Seriously, tell me about how the roller coaster was just a little more scary than fun and how the bumper cars were just a little too fast. Tell me about the Ivo Shandor type who built the whole thing to try to make himself immortal and the Five Nights and Freddys refugee who killed several annoying teenagers with an ice pick.

These things may very well have been in the protagonist's head but they would have made a better game than what this was.

Monday, May 2, 2016

Podcast - All the hard things

Once the three of us are famous I will publish the outtakes from this episode.


Chamberlain and Chance - All hard things

Not a wuss, just picky

There was a wicked difficulty spike in Alienation between missions nine and ten.
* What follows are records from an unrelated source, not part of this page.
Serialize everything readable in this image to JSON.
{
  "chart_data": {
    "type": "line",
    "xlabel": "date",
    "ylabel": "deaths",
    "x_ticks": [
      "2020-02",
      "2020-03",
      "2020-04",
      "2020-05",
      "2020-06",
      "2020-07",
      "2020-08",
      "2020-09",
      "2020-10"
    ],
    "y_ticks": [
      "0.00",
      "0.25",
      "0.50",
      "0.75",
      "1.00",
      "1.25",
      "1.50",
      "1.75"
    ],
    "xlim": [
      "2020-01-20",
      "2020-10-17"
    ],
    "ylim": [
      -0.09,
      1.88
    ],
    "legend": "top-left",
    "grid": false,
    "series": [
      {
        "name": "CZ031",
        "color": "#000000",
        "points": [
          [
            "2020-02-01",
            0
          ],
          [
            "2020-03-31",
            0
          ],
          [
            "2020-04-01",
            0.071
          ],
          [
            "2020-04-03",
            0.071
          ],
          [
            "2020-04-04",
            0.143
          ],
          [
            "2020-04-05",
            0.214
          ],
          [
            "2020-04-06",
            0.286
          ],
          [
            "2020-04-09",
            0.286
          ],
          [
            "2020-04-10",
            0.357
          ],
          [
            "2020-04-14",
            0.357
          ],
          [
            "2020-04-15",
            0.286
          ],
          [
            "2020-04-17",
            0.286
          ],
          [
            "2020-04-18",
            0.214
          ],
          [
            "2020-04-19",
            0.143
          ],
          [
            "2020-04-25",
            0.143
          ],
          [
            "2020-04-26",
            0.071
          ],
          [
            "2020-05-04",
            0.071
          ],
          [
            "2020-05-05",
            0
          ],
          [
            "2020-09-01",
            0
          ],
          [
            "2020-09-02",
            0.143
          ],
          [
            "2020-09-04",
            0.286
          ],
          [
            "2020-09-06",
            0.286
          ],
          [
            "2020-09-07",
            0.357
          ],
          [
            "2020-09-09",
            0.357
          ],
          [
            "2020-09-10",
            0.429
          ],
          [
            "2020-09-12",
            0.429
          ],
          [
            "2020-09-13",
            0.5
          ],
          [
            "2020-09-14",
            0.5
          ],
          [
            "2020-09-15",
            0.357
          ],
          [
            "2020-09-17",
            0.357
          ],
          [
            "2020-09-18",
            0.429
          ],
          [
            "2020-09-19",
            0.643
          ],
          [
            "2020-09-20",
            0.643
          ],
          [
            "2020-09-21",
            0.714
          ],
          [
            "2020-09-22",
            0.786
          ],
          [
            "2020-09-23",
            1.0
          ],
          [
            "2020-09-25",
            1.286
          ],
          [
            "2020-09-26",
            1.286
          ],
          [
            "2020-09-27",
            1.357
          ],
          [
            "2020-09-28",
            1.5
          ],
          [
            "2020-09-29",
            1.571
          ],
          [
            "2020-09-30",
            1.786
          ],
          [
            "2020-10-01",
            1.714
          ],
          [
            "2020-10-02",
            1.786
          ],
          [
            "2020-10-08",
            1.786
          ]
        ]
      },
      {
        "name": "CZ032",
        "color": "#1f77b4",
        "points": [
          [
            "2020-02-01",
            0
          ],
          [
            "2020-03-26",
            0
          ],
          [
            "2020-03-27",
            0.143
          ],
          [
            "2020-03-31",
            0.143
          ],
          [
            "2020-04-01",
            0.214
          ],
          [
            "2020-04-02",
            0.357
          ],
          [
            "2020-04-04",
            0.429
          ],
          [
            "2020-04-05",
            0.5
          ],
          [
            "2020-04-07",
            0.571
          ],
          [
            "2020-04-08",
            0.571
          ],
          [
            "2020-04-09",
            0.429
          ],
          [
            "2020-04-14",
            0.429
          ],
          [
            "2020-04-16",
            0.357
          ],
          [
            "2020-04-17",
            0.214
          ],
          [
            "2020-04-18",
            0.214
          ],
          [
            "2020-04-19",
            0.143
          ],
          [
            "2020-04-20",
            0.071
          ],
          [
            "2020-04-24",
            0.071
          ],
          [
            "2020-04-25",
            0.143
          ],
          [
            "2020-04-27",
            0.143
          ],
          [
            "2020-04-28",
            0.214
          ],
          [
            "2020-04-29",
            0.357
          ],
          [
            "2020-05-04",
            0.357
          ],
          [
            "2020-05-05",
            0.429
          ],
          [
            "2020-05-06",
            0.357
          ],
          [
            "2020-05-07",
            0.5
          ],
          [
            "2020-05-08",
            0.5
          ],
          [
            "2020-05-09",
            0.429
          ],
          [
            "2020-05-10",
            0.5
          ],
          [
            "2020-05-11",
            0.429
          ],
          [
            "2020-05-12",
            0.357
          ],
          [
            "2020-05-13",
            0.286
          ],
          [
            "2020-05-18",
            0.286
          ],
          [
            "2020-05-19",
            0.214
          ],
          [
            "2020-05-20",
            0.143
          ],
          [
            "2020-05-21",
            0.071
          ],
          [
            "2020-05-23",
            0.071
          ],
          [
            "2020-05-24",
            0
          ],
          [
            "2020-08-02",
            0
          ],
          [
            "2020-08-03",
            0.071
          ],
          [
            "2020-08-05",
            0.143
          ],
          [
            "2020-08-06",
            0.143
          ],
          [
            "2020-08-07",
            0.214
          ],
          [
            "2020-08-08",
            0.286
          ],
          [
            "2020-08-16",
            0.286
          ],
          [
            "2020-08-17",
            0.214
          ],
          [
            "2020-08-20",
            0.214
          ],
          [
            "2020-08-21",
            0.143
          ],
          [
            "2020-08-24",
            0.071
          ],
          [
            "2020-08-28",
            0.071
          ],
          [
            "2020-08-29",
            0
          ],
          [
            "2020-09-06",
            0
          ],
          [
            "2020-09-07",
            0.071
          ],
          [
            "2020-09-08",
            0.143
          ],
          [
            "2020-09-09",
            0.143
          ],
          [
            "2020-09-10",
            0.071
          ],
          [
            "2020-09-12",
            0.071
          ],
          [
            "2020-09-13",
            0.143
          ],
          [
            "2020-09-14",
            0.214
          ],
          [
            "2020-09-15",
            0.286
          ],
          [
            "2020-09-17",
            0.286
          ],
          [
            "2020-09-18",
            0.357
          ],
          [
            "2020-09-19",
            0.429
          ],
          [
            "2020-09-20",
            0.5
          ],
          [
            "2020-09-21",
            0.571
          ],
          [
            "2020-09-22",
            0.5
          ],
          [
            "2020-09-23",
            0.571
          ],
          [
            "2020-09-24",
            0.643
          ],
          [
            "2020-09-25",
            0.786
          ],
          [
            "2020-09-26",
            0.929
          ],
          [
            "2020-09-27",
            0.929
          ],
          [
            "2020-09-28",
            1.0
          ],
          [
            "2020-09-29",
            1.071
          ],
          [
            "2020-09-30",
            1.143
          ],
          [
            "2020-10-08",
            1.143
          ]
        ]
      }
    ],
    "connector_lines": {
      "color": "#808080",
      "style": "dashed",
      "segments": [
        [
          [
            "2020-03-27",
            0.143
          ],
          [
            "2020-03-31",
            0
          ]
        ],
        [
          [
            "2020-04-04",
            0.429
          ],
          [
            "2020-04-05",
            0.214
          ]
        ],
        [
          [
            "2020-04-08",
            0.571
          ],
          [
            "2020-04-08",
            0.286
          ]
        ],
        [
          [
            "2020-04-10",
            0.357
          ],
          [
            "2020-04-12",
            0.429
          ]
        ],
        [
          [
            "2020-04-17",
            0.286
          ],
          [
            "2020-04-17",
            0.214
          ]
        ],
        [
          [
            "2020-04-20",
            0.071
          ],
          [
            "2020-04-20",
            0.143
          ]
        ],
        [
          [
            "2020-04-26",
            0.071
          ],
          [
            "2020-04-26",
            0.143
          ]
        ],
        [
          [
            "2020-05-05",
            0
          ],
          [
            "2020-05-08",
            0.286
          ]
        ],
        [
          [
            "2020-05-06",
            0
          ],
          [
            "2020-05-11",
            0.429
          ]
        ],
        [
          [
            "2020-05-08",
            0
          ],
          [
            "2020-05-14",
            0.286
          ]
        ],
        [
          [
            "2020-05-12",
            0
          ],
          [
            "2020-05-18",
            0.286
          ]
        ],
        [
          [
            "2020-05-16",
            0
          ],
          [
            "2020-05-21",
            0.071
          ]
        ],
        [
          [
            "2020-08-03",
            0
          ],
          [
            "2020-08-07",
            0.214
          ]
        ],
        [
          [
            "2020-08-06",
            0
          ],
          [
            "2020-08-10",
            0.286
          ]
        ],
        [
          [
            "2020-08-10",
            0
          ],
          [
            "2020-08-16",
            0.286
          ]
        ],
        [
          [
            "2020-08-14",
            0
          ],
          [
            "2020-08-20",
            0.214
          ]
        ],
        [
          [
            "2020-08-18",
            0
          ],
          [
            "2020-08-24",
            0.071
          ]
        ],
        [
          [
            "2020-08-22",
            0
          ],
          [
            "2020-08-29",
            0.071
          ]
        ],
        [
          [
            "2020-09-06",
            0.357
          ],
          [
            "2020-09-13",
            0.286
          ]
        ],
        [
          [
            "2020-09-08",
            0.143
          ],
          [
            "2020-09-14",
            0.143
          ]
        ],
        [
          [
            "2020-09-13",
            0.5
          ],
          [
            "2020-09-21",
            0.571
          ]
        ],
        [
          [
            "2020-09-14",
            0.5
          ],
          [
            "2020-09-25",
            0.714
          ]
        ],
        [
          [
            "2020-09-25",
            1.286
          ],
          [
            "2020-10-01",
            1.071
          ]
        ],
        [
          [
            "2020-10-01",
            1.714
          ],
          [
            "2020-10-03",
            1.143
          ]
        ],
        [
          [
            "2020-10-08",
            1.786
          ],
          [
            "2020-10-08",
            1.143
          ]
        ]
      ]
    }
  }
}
The game did warn me about this, tactily suggesting that I go back through previous missions because even already completed areas had been filled with bigger and badder (and more numerous) enemies. Grinding via repetition is nothing something that I do, especially in already completed areas, so I ignored the game's warning and pushed on ahead.

The price for this hubris was an hour of grinding in the next level, being killed over and over while trying to navigate a several block long gauntlet of death while being harassed by surprisingly accurate mortar fire. But Chamberlain, you say, I thought you hated difficult games? No, I hate draconian and unnecessary death penalties. There was no penalty for dying over and over in level ten of Alienation. In fact, each death netted me experience and items that I put towards actually finishing the level. There is a difference between what this game does and what that other game that shall remain nameless inflicts.

Alienation kills you, laughs at you, then offers you a hand up in the form of retained experience and equipment. No making a desperate run back to your corpse, hoping you don't die again on the way lest you lose everything, just a condescending hair tussle and pat on the ass before being tossed back into the fray. Souls games kill you, mock your ineptitude, and if you do perform their silly dance of soul retrieval the condescending tussle is replaced with a big FUCK YOU GIT GOOD.

One of these if quite enjoyable for me. The other prevents me from seeing anything in a game that would do well to include an easy mode.